One of Britain's most highly regarded modern sculptors has died at the age of 90.
Scots-born William Turnbull was a key figure in the post-war artworld and his works feature in galleries across the globe.
Turnbull, the son of a Dundee shipyard engineer, was also widely recognised for his paintings and drawings.
His artistic career began in his teens painting film posters and he went on to work in the illustration department at publishers DC Thomson. The young artist's aspirations were put on hold when he was drafted into the Armed Forces in 1941 and served in Canada, India and Sri Lanka as an RAF pilot.
When the war ended he was accepted into the painting department at the Slade School of Fine Art in London before moving to Paris in 1948.

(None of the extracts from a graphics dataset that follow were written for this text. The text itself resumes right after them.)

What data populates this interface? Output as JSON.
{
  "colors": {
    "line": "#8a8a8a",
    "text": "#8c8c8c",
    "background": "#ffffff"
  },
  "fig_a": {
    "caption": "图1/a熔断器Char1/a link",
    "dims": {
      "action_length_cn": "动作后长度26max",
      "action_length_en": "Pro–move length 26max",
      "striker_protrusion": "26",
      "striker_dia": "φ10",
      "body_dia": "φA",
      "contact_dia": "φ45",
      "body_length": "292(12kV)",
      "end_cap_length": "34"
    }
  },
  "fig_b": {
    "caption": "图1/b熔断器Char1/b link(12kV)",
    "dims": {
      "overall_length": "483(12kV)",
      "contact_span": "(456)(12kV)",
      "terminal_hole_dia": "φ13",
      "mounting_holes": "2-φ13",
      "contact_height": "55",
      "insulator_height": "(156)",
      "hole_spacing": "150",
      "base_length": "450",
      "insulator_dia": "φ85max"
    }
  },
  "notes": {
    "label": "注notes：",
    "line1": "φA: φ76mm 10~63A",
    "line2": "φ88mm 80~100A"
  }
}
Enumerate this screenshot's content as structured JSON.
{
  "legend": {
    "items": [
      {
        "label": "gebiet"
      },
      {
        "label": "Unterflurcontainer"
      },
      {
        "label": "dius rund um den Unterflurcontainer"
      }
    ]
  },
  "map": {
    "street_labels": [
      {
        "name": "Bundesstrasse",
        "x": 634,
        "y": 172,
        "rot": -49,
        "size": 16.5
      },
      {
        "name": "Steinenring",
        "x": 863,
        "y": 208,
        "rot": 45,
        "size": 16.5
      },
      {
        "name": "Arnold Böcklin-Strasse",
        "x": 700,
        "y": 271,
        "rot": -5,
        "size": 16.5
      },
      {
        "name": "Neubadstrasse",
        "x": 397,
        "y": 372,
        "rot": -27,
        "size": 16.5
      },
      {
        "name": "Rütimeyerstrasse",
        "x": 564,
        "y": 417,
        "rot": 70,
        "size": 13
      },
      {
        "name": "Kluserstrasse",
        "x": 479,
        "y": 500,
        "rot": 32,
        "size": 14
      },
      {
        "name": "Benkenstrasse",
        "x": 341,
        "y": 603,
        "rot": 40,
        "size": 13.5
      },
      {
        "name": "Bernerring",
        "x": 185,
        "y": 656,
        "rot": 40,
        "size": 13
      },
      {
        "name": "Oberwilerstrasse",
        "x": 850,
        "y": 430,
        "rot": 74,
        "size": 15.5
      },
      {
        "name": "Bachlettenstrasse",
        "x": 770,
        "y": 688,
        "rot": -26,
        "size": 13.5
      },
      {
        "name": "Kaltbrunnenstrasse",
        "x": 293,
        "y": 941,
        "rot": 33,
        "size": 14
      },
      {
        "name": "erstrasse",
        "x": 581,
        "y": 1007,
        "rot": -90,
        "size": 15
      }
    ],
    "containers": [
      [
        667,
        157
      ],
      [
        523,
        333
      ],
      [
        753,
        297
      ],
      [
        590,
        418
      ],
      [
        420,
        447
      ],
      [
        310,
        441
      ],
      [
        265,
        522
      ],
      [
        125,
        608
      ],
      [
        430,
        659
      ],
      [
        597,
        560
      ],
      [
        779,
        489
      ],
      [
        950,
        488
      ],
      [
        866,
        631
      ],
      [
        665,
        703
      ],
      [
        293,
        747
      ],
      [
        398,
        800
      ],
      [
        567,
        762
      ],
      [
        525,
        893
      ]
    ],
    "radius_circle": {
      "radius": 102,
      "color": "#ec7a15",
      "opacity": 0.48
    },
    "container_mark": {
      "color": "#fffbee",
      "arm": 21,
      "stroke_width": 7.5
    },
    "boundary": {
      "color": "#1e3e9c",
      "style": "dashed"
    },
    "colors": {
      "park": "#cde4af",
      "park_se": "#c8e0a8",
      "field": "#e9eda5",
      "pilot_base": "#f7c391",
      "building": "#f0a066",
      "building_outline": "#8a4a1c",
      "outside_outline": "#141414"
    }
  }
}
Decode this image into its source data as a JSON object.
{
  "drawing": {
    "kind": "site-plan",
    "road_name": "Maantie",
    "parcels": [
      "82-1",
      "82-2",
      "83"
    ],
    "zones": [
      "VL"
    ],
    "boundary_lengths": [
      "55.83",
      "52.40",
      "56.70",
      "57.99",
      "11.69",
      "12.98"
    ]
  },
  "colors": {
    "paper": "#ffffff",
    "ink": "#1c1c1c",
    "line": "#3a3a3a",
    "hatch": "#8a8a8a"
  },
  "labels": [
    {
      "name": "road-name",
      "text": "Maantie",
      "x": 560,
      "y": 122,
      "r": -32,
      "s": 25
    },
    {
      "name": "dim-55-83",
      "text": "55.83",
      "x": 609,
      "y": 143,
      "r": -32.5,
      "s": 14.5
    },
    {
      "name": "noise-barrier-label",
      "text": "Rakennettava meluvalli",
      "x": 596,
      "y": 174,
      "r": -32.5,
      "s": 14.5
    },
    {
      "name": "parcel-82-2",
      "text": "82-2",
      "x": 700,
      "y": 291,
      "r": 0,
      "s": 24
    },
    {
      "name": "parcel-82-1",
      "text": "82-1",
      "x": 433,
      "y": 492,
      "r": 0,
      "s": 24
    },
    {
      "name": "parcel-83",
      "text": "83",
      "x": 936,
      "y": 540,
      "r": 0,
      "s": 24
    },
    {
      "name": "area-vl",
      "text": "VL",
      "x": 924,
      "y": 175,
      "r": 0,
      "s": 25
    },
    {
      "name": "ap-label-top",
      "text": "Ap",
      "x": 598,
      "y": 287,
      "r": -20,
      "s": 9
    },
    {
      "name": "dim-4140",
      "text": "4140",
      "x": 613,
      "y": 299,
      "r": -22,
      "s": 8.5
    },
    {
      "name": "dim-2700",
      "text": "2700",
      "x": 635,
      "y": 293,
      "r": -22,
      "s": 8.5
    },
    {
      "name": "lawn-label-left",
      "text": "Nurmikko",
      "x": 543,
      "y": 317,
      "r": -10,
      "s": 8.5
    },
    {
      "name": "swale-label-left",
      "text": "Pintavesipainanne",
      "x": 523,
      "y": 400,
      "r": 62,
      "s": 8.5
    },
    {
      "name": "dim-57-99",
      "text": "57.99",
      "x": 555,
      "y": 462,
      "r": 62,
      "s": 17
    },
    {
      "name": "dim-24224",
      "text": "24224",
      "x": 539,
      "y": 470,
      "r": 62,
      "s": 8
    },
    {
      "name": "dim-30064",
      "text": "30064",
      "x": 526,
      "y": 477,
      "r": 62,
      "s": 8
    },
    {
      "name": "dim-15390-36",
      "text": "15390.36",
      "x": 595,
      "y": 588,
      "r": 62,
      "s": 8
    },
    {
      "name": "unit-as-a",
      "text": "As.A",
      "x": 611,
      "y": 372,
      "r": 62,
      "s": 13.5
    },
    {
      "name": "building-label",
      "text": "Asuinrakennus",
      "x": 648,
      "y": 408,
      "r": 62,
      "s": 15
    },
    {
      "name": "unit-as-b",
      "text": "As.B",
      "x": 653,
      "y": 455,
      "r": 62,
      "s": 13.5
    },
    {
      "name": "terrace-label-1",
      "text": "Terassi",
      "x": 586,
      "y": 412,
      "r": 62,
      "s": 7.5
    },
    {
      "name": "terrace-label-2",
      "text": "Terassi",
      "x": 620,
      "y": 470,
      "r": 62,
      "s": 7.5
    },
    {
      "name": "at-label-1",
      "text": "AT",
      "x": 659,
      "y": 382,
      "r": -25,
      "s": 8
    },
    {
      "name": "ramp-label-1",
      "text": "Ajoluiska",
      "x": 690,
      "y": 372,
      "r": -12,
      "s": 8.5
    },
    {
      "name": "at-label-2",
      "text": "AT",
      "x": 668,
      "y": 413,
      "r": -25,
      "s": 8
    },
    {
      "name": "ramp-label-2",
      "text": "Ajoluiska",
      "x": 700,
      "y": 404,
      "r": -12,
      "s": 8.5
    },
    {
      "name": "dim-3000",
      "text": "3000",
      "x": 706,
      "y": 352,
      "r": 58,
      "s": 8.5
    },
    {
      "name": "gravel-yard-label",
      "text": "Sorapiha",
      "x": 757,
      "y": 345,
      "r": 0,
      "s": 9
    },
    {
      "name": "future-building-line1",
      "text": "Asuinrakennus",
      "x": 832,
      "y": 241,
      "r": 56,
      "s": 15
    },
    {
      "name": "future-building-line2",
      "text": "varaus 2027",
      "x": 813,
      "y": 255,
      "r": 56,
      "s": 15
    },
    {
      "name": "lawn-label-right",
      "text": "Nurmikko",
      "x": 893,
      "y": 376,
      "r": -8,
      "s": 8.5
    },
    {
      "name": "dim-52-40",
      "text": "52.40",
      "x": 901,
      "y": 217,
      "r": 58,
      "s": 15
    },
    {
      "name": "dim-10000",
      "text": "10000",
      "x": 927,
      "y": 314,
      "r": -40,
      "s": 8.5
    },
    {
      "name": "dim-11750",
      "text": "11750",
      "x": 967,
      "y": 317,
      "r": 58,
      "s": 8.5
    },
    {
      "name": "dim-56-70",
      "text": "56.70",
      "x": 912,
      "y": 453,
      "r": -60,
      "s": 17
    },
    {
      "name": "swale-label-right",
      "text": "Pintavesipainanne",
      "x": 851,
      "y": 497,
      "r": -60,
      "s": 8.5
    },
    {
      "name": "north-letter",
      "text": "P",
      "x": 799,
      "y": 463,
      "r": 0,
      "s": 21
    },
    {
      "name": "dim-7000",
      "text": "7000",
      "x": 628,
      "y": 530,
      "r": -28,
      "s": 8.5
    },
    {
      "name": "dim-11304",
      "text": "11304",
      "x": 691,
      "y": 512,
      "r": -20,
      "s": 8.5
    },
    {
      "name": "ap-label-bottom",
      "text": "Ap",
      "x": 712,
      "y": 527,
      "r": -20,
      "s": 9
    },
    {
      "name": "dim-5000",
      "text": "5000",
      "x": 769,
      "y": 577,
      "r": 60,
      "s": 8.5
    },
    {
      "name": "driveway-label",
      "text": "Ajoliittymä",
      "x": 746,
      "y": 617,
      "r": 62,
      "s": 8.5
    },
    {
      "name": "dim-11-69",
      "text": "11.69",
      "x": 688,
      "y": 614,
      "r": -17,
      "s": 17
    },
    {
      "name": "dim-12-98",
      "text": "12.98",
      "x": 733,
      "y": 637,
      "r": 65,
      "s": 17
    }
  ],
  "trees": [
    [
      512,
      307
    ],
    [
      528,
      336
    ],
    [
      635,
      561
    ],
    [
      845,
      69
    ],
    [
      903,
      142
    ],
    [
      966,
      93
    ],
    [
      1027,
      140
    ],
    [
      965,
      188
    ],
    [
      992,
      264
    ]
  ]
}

His first major exhibition was at London's Hanover Gallery with Eduardo Paolozzi, and Turnbull went on to become a member of the Independent Group of artists who met at the Institute of Contemporary Arts in London.
His work has been the subject of several exhibitions throughout the decades, notably at Tate Britain and the National Museum Art Gallery, Singapore.
The Chatsworth House Trust is to present a major exhibition of his work next spring.
Public relations firm Bolton & Quinn are involved in the exhibition and confirmed Turnbull's death on Thursday. He is survived by his sons Alex and Johnny by his late wife, Singapore artist Kim Lim.
Tate director Nicholas Serota said: "William Turnbull was an exceptional artist, unusually gifted both as a painter and a sculptor."